This story is startling in its duplicity ... some people get the all the perks, and some people just get all the pain ...
Opinion today: Citizens misled by hydrofracking leases
by The Post-Standard, Syracuse.com -- February 09, 2012
[...]
In 2006, the huge oil and gas companies started sending land men into the Southern Tier and the Finger Lakes to entice the current natives {residents} to sign drilling leases. They had only good things to say. They would give you a price per acre and a percentage of the profits. They did not mention that the wells would be drilled by a procedure called hydrofracking, with possible contamination of our water and a complete disruption to our countryside with truck traffic, drilling rigs, compressor stations, wastewater pits, etc.
They leased the land for as little as $5 per acre, and sold the leases as five-year leases. Chesapeake Energy Corp. described its aggressive lease acquisition program as the “gas shale land grab of 2006-2008.”
Meanwhile, the gas companies had to disclose to their shareholders the operating risks of hydrofracking. One company’s disclosure included:
- Well site blowouts, cratering and explosions.
- Equipment failures.
- Uncontrolled flow of natural gas, oil or well fluids.
- Fires.
- Formations with abnormal pressures.
- Pollution and other environmental risks and natural disasters.
[...]
One audience gets the tall tale. The other audience gets the short list of economic risks they're taking ... can you tell which is which?
Why is it investor interests, always trump individual interests?
Chalk it up to the unregulated Free-Markets, I guess.
What exactly is in the "bill of goods" that gets sold to land owners, who blithely lease away their land rights to the Natural Gas extractors anyway?
Is it really a case of "found windfall money" ... or is it more like a case of "buyer beware"?
Learning Too Late of the Perils in Gas Well Leases
by Ian Urbina and Jo Craven McGinty NYTimes -- Dec 1, 2011
[...]
Energy company officials say that standard leases include language that protects landowners. But a review of more than 111,000 leases, addenda and related documents by The New York Times suggests otherwise:
[...]
-- Fewer than half the leases require companies to compensate landowners for water contamination after drilling begins. And only about half the documents have language that lawyers suggest should be included to require payment for damages to livestock or crops.
[...]
-- In the leases, drilling companies rarely describe to landowners the potential environmental and other risks that federal laws require them to disclose in filings to investors.
[...]
-- Most leases are for three or five years, but at least two-thirds of those reviewed by The Times allow extensions without additional approval from landowners.

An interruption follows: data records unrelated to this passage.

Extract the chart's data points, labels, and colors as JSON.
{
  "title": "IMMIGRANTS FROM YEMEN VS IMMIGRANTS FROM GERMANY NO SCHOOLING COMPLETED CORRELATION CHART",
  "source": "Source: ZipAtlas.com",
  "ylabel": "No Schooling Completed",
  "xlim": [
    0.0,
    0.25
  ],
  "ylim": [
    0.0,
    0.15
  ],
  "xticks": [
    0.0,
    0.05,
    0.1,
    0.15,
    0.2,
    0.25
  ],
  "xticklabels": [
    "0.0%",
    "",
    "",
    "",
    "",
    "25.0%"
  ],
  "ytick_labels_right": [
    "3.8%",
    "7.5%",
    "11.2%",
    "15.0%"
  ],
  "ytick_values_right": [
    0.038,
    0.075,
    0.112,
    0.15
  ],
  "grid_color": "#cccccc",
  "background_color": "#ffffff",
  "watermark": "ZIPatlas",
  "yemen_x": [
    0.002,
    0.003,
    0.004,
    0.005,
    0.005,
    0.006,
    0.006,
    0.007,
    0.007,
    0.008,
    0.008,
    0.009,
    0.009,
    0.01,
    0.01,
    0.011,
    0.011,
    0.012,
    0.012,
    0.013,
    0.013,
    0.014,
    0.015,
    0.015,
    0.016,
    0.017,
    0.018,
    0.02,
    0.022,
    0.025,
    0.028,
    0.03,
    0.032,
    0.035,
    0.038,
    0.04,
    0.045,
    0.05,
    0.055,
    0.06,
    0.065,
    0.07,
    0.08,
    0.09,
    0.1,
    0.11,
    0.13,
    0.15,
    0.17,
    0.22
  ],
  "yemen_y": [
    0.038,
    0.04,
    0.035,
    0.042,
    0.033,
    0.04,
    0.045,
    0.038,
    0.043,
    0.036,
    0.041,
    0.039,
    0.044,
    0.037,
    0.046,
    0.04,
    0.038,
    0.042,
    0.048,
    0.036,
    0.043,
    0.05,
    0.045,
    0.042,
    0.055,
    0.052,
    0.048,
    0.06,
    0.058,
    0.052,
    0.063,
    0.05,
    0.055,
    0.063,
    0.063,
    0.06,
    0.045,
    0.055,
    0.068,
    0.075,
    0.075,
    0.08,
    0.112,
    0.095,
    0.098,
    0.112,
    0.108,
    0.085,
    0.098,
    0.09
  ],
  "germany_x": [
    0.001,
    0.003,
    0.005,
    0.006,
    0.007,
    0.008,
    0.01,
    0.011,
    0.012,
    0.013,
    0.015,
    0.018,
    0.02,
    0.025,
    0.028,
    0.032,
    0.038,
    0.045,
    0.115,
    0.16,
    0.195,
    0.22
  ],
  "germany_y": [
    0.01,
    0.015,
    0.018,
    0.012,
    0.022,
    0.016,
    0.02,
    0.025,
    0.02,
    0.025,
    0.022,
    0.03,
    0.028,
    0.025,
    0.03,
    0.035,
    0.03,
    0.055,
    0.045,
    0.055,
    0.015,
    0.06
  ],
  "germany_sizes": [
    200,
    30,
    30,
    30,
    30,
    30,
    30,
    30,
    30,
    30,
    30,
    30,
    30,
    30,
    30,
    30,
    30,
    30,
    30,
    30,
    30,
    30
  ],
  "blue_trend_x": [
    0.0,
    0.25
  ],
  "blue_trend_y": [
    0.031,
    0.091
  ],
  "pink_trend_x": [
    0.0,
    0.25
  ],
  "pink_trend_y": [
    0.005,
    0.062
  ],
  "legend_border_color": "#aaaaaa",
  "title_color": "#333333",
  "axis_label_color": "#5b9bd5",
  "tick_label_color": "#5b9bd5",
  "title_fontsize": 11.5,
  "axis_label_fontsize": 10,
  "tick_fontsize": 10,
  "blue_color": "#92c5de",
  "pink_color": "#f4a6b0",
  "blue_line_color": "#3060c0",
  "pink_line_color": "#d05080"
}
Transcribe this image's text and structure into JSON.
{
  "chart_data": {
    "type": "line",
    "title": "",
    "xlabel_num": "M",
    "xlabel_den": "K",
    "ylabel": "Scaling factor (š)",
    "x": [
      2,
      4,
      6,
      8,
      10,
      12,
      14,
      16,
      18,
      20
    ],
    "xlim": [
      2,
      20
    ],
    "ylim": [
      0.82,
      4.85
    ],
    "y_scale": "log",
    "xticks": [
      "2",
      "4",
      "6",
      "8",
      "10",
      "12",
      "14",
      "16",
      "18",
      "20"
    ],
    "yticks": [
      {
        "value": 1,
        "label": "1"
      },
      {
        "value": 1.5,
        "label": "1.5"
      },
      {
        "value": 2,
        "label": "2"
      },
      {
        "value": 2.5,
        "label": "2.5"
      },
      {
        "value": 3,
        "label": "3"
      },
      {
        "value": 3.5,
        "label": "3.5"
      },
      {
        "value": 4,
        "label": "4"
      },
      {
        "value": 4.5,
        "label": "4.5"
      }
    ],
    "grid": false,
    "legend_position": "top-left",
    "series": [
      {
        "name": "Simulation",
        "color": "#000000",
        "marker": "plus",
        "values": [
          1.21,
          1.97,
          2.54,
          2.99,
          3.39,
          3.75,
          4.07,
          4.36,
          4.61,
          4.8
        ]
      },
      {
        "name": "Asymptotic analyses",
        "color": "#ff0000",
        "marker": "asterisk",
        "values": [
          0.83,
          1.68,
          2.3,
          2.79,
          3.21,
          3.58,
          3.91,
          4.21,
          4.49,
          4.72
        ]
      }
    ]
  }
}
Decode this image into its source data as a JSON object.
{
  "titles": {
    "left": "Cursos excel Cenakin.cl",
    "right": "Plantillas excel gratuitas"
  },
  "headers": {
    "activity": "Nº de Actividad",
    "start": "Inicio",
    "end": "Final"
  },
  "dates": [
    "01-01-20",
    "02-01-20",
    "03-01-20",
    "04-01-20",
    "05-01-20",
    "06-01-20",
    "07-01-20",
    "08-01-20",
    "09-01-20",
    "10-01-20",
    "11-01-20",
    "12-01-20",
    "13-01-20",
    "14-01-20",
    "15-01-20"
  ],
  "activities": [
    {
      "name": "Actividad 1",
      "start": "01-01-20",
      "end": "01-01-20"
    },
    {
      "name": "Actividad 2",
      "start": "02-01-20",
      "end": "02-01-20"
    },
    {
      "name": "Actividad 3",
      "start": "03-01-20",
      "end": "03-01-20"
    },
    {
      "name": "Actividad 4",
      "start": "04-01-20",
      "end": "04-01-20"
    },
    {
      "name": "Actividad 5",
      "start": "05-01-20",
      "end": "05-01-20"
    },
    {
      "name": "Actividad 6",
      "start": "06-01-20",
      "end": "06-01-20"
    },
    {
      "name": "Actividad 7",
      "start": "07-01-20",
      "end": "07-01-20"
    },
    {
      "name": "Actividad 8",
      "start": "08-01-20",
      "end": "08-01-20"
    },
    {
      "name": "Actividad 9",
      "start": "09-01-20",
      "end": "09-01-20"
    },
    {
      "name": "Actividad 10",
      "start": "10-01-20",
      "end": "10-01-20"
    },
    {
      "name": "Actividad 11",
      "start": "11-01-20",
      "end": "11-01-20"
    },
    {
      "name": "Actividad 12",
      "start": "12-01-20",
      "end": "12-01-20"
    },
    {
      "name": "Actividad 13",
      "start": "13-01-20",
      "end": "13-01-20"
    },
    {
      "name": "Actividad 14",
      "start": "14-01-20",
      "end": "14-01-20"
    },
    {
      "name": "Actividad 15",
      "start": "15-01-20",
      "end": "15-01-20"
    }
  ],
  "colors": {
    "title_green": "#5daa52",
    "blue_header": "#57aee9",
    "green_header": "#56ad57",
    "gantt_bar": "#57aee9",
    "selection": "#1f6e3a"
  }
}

[... even more common lease "exemptions" ]
If it's a lease with a "corporate person" -- be very careful about what you are signing away. Because what they don't say,
can hurt you.
However all that "creative legalese" can cut both ways -- especially if you have reps on the local city council who decide to protect the interests of the locals, over the interest of the "far removed."
The locals in this small town in New York, decided enough was enough. They used their own Zoning Laws to prevent the Corporate Frackers from tapping their area's mineral rights, through some creative "legal restrictions" of their own:
New York Town Gets Court OK to Ban Hydraulic Fracturing
community.nasdaq.com
posted by Pierre Bertrand from International Business Times -- 2/22/2012
[...]
A New York State court has turned back a natural gas company's bid to stop towns from banning horizontal hydraulic fracturing, potentially boosting local opposition to the controversial gas drilling procedure.
In a case that began in August 2011, the supervisor of the Town of Dryden, in upstate Tompkins County, N.Y., attempted to use the local zoning law to prohibit oil and natural gas companies from drilling within the town. Dryden has drawn interest from companies that do hydraulic fracturing, or fracking.
[...]
"What this says is the Oil Gas and Solution Mining Law does not trump zoning laws," said the town's attorney, Mahlon Perkins.
[...]
"By upholding Dryden's fracking ban, Judge [Phillip] Rumsey has brought a renewed sense of hope to the many cities and towns concerned with fracking," Katherine Nadeau, Water and Natural Resources program director for the Environmental Advocates of New York, said in a statement.
[...]
Chalk one up for the little guys. For the good guys. For the human-people, fighting back against the corporate behemoths,
who promise the world, only to take the money and run.
I hope this is a sign of a brand new trend: a people-powered trend. That of towns standing up and saying Hell No were not gonna to take it anymore. Enough of the Corporate land-grabs -- they need to get the Hell out of OUR Aquifers! We have "a rule" for that.
Before they -- the locals -- find out the "hard way" -- what was NOT said in those NG Leases -- are precisely the undisclosed risks that they alone are taking on ... by signing on that corporate dotted-line.